Biography Karl Seglem Quartet

With his 25th album, Karl Seglem presents us with an amazing jazz record in a class all its own. Serenely, yet bursting with energy, the Norwegian composer/saxophonist‘s quartet gets down to work here. In January, Karl Seglem made a brilliant recording of a medieval ballad with singer Berit Opheim Versto. The mystical atmosphere he created there on a bukkehorn (ram’s horn) is now celebrated on the tenor sax, and folk gives way to jazz. The Norwegian origins remain present, experiencing a musical renaissance in this acoustic jazz quartet’s interpretations. The album‘s titel, norsk jazz no (Norwegian jazz now), already hints at the tongue-in-cheek humor that can easily be heard in these compositions.
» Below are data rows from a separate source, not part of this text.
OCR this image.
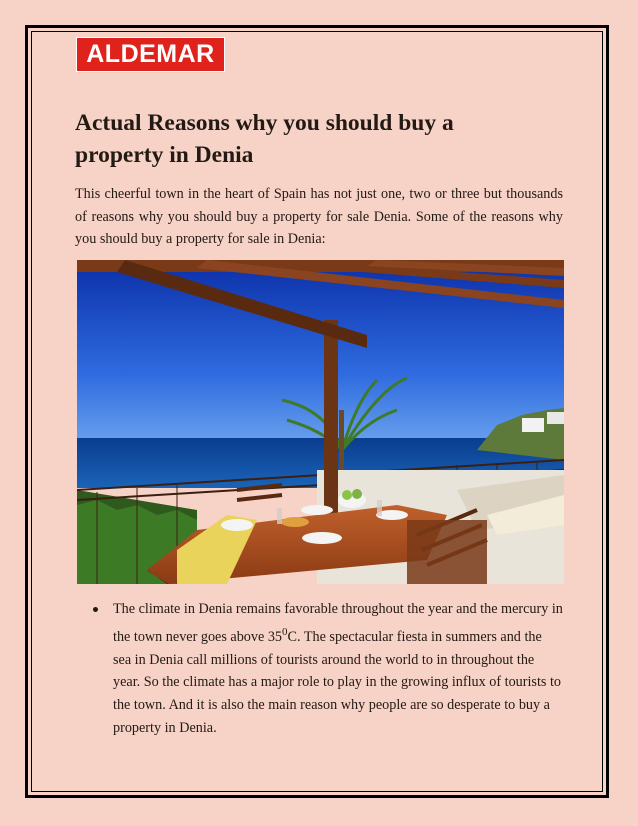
ALDEMAR
Actual Reasons why you should buy a property in Denia

This cheerful town in the heart of Spain has not just one, two or three but thousands of reasons why you should buy a property for sale Denia. Some of the reasons why you should buy a property for sale in Denia:

The climate in Denia remains favorable throughout the year and the mercury in the town never goes above $35^0C$. The spectacular fiesta in summers and the sea in Denia call millions of tourists around the world to in throughout the year. So the climate has a major role to play in the growing influx of tourists to the town. And it is also the main reason why people are so desperate to buy a property in Denia.
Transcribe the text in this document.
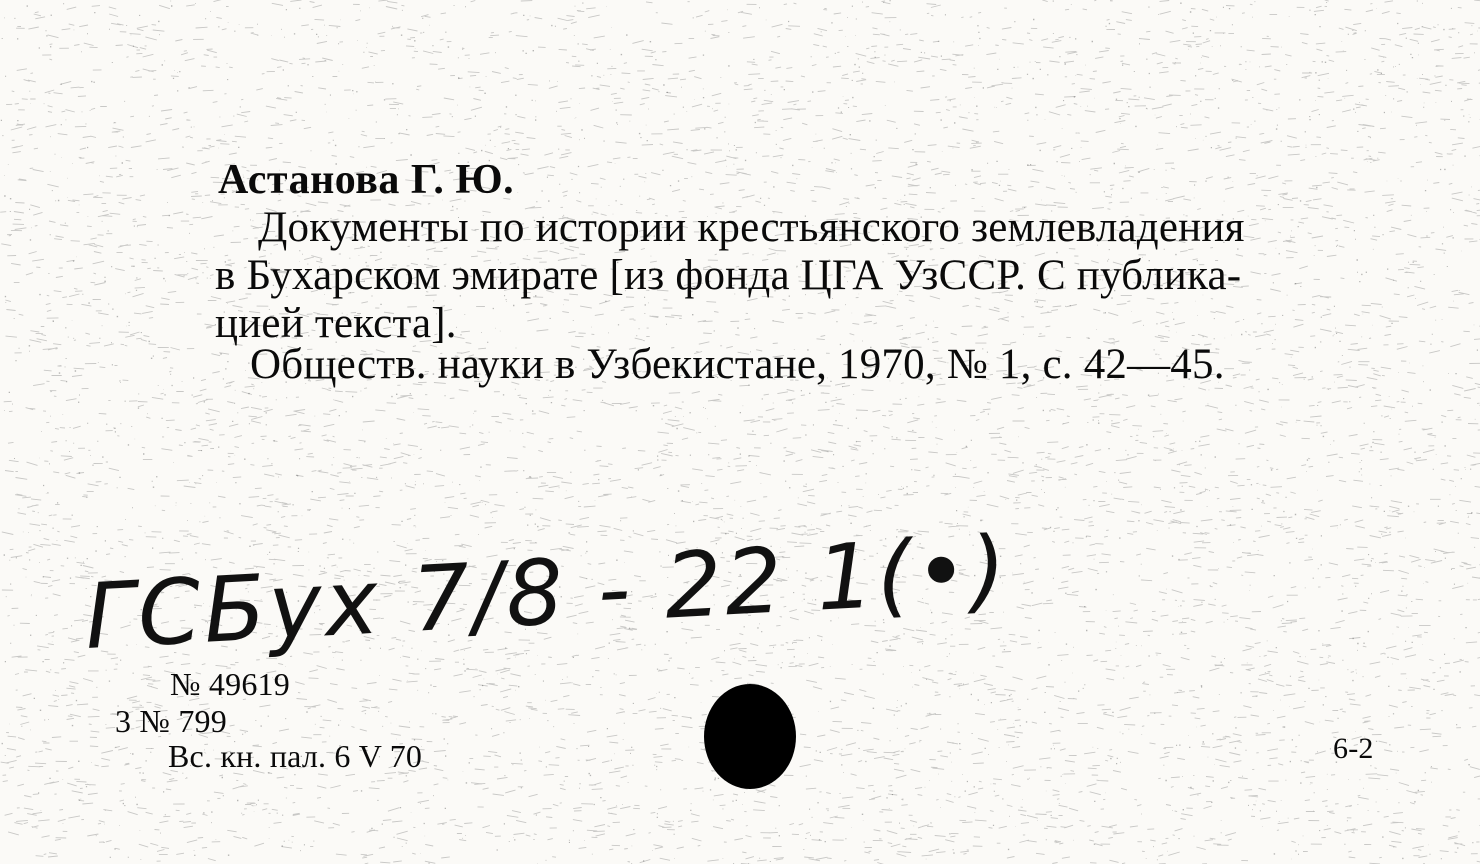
Астанова Г. Ю.
Документы по истории крестьянского землевладения
в Бухарском эмирате [из фонда ЦГА УзССР. С публика-
цией текста].
Обществ. науки в Узбекистане, 1970, № 1, с. 42—45.
ГСБух 7/8 - 22 1(•)
№ 49619
3 № 799
Вс. кн. пал. 6 V 70	6-2
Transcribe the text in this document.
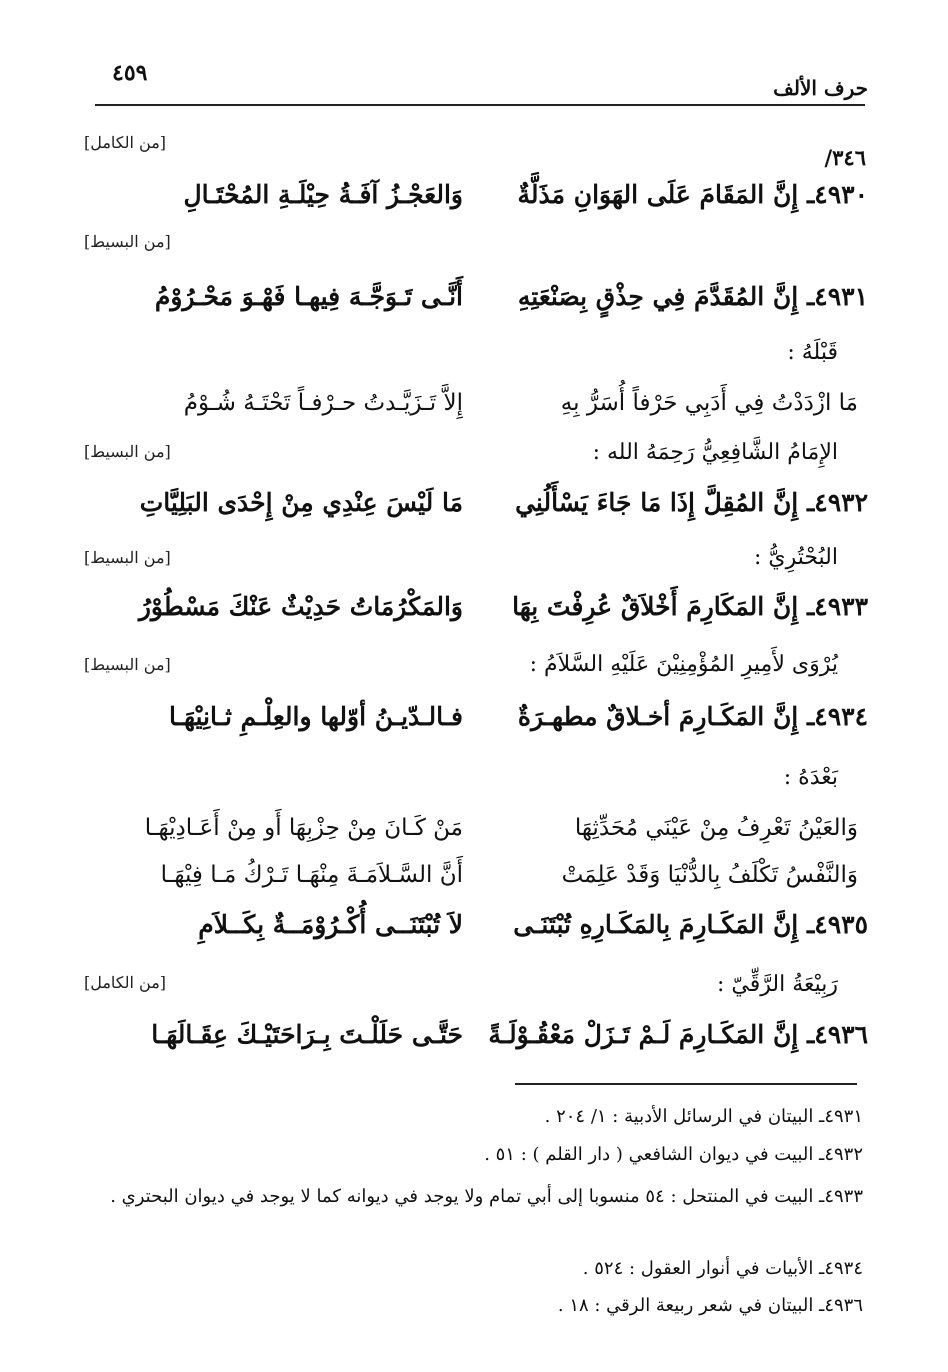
٤٥٩
حرف الألف
/٣٤٦
[من الكامل]
٤٩٣٠ـ إِنَّ المَقَامَ عَلَى الهَوَانِ مَذَلَّةٌ
وَالعَجْـزُ آفَـةُ حِيْلَـةِ المُحْتَـالِ
[من البسيط]
٤٩٣١ـ إِنَّ المُقَدَّمَ فِي حِذْقٍ بِصَنْعَتِهِ
أَنَّـى تَـوَجَّـهَ فِيهـا فَهْـوَ مَحْـرُوْمُ
قَبْلَهُ :
مَا ازْدَدْتُ فِي أَدَبِي حَرْفاً أُسَرُّ بِهِ
إِلاَّ تَـزَيَّـدتُ حـرْفـاً تَحْتَـهُ شُـوْمُ
الإِمَامُ الشَّافِعِيُّ رَحِمَهُ الله :
[من البسيط]
٤٩٣٢ـ إِنَّ المُقِلَّ إِذَا مَا جَاءَ يَسْأَلُنِي
مَا لَيْسَ عِنْدِي مِنْ إِحْدَى البَلِيَّاتِ
البُحْتُرِيُّ :
[من البسيط]
٤٩٣٣ـ إِنَّ المَكَارِمَ أَخْلاَقٌ عُرِفْتَ بِهَا
وَالمَكْرُمَاتُ حَدِيْثٌ عَنْكَ مَسْطُوْرُ
يُرْوَى لأَمِيرِ المُؤْمِنِيْنَ عَلَيْهِ السَّلاَمُ :
[من البسيط]
٤٩٣٤ـ إِنَّ المَكَـارِمَ أخـلاقٌ مطهـرَةٌ
فـالـدّيـنُ أوّلها والعِلْـمِ ثـانِيْهَـا
بَعْدَهُ :
وَالعَيْنُ تَعْرِفُ مِنْ عَيْنَي مُحَدِّثِهَا
مَنْ كَـانَ مِنْ حِزْبِهَا أَو مِنْ أَعَـادِيْهَـا
وَالنَّفْسُ تَكْلَفُ بِالدُّنْيَا وَقَدْ عَلِمَتْ
أَنَّ السَّـلاَمَـةَ مِنْهَـا تَـرْكُ مَـا فِيْهَـا
٤٩٣٥ـ إِنَّ المَكَـارِمَ بِالمَكَـارِهِ تُبْتَنَـى
لاَ تُبْتَنَــى أُكْـرُوْمَــةٌ بِكَــلاَمِ
رَبِيْعَةُ الرَّقِّيّ :
[من الكامل]
٤٩٣٦ـ إِنَّ المَكَـارِمَ لَـمْ تَـزَلْ مَعْقُـوْلَـةً
حَتَّـى حَلَلْـتَ بِـرَاحَتَيْـكَ عِقَـالَهَـا
٤٩٣١ـ البيتان في الرسائل الأدبية : ١/ ٢٠٤ .
٤٩٣٢ـ البيت في ديوان الشافعي ( دار القلم ) : ٥١ .
٤٩٣٣ـ البيت في المنتحل : ٥٤ منسوبا إلى أبي تمام ولا يوجد في ديوانه كما لا يوجد في ديوان البحتري .
٤٩٣٤ـ الأبيات في أنوار العقول : ٥٢٤ .
٤٩٣٦ـ البيتان في شعر ربيعة الرقي : ١٨ .
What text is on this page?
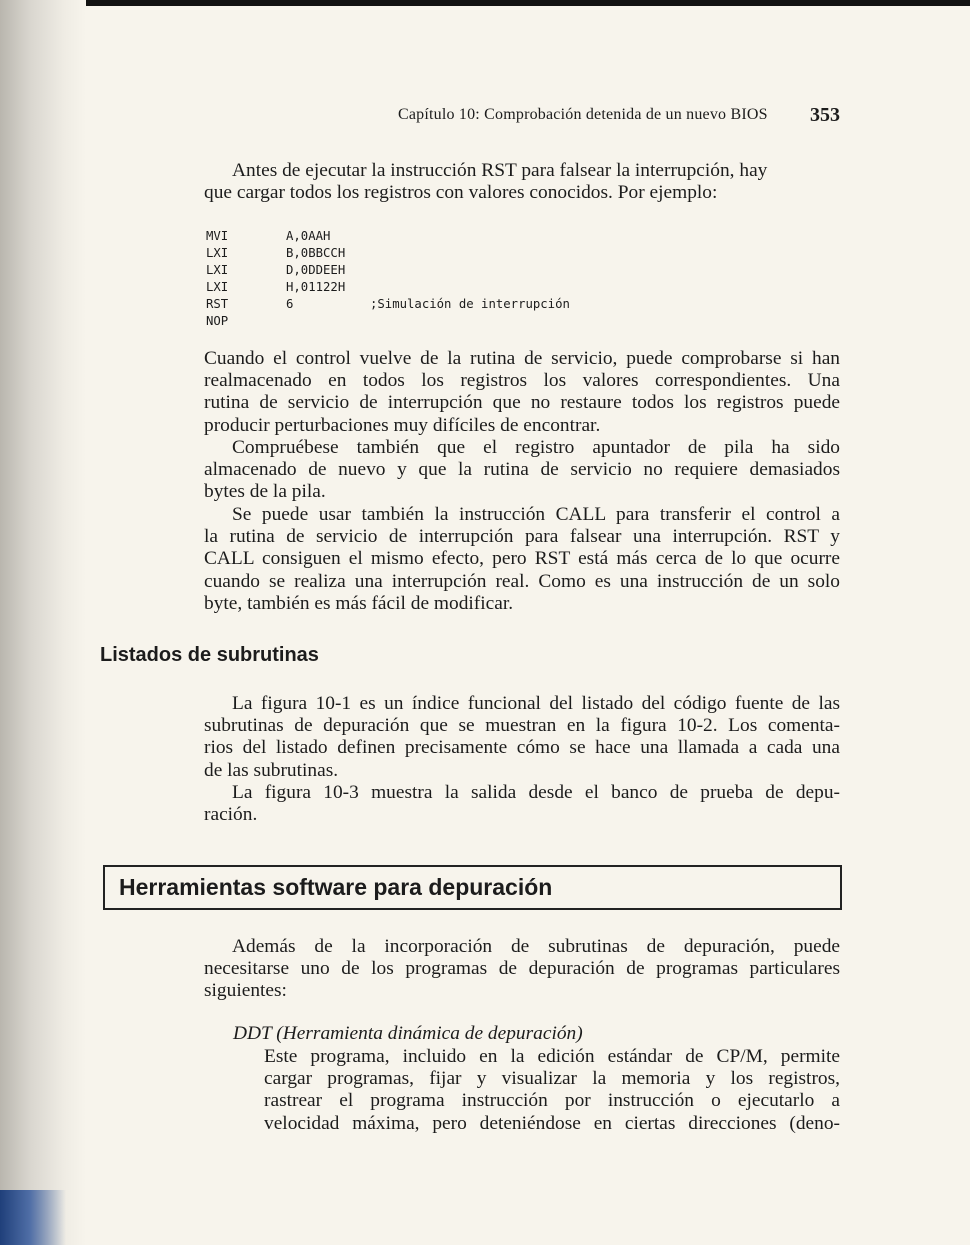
Capítulo 10: Comprobación detenida de un nuevo BIOS 353
Antes de ejecutar la instrucción RST para falsear la interrupción, hay
que cargar todos los registros con valores conocidos. Por ejemplo:
MVI	A,0AAH
LXI	B,0BBCCH
LXI	D,0DDEEH
LXI	H,01122H
RST	6	;Simulación de interrupción
NOP
Cuando el control vuelve de la rutina de servicio, puede comprobarse si han
realmacenado en todos los registros los valores correspondientes. Una
rutina de servicio de interrupción que no restaure todos los registros puede
producir perturbaciones muy difíciles de encontrar.
Compruébese también que el registro apuntador de pila ha sido
almacenado de nuevo y que la rutina de servicio no requiere demasiados
bytes de la pila.
Se puede usar también la instrucción CALL para transferir el control a
la rutina de servicio de interrupción para falsear una interrupción. RST y
CALL consiguen el mismo efecto, pero RST está más cerca de lo que ocurre
cuando se realiza una interrupción real. Como es una instrucción de un solo
byte, también es más fácil de modificar.
Listados de subrutinas
La figura 10-1 es un índice funcional del listado del código fuente de las
subrutinas de depuración que se muestran en la figura 10-2. Los comenta-
rios del listado definen precisamente cómo se hace una llamada a cada una
de las subrutinas.
La figura 10-3 muestra la salida desde el banco de prueba de depu-
ración.
Herramientas software para depuración
Además de la incorporación de subrutinas de depuración, puede
necesitarse uno de los programas de depuración de programas particulares
siguientes:
DDT (Herramienta dinámica de depuración)
Este programa, incluido en la edición estándar de CP/M, permite
cargar programas, fijar y visualizar la memoria y los registros,
rastrear el programa instrucción por instrucción o ejecutarlo a
velocidad máxima, pero deteniéndose en ciertas direcciones (deno-
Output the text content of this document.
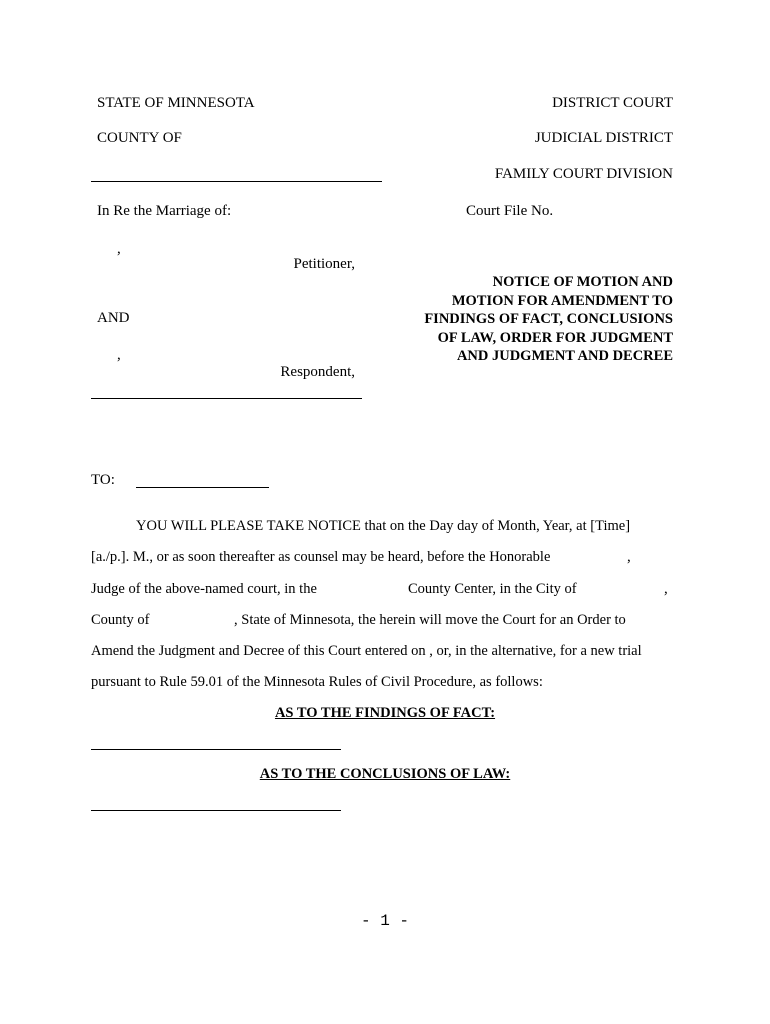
STATE OF MINNESOTA	DISTRICT COURT
COUNTY OF	JUDICIAL DISTRICT
FAMILY COURT DIVISION
In Re the Marriage of:	Court File No.
,
Petitioner,
AND
,
Respondent,
NOTICE OF MOTION AND
MOTION FOR AMENDMENT TO
FINDINGS OF FACT, CONCLUSIONS
OF LAW, ORDER FOR JUDGMENT
AND JUDGMENT AND DECREE
TO:
YOU WILL PLEASE TAKE NOTICE that on the Day day of Month, Year, at [Time]
[a./p.]. M., or as soon thereafter as counsel may be heard, before the Honorable	,
Judge of the above-named court, in the	County Center, in the City of	,
County of	, State of Minnesota, the herein will move the Court for an Order to
Amend the Judgment and Decree of this Court entered on , or, in the alternative, for a new trial
pursuant to Rule 59.01 of the Minnesota Rules of Civil Procedure, as follows:
AS TO THE FINDINGS OF FACT:
AS TO THE CONCLUSIONS OF LAW:
- 1 -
Karl Seglem is a musician who simply cannot be pigeonholed - and with the titel alone making such a statement, it is inevitable that the somewhat bewildered question should arise: Is this contemporary Norwegian jazz? The answer is irrelevant, and even amuses Seglem:“ As long as people keep wondering about it, the music lives, and maybe it can expand our ‚inner space‘.“ With the Eple Trio, the saxophonist born in 1961 got significantly younger musicians into the studio for norsk jazz no. Andreas Ulvo (1983) on the piano, Sigurd Hole (1981) on the bass and Jonas Howden Sjøvaag (1978) on drums are all not only excellent instrumentalists, but exactly the right people for this project. Starting with the „Portugal Song“ the four musicians develop a level of suspense that is relentlessly maintained til the last strains of „Sein Song“.

When the last notes have faded away and you more or less get back to „the real world“, the sound of this CD still has a grip on you. All seven songs on the album are carried by an overwhelming mood of dreaminess, and the phantasmagoric music they create here is performed by the four Scandinavians with an ease that simply fascinates its listeners. The way the quartet builds up the suspense on Stengde Dører, for example, is captivating and liberating at the same time.

Karl Seglem, together with the Eple Trio, has managed to put together a homogeneous selection of music that has its roots in classical jazz, represents contemporary jazz in the very best of spirits, and points to the future in a big way - this music will not have lost an iota of its fascination in many years to come.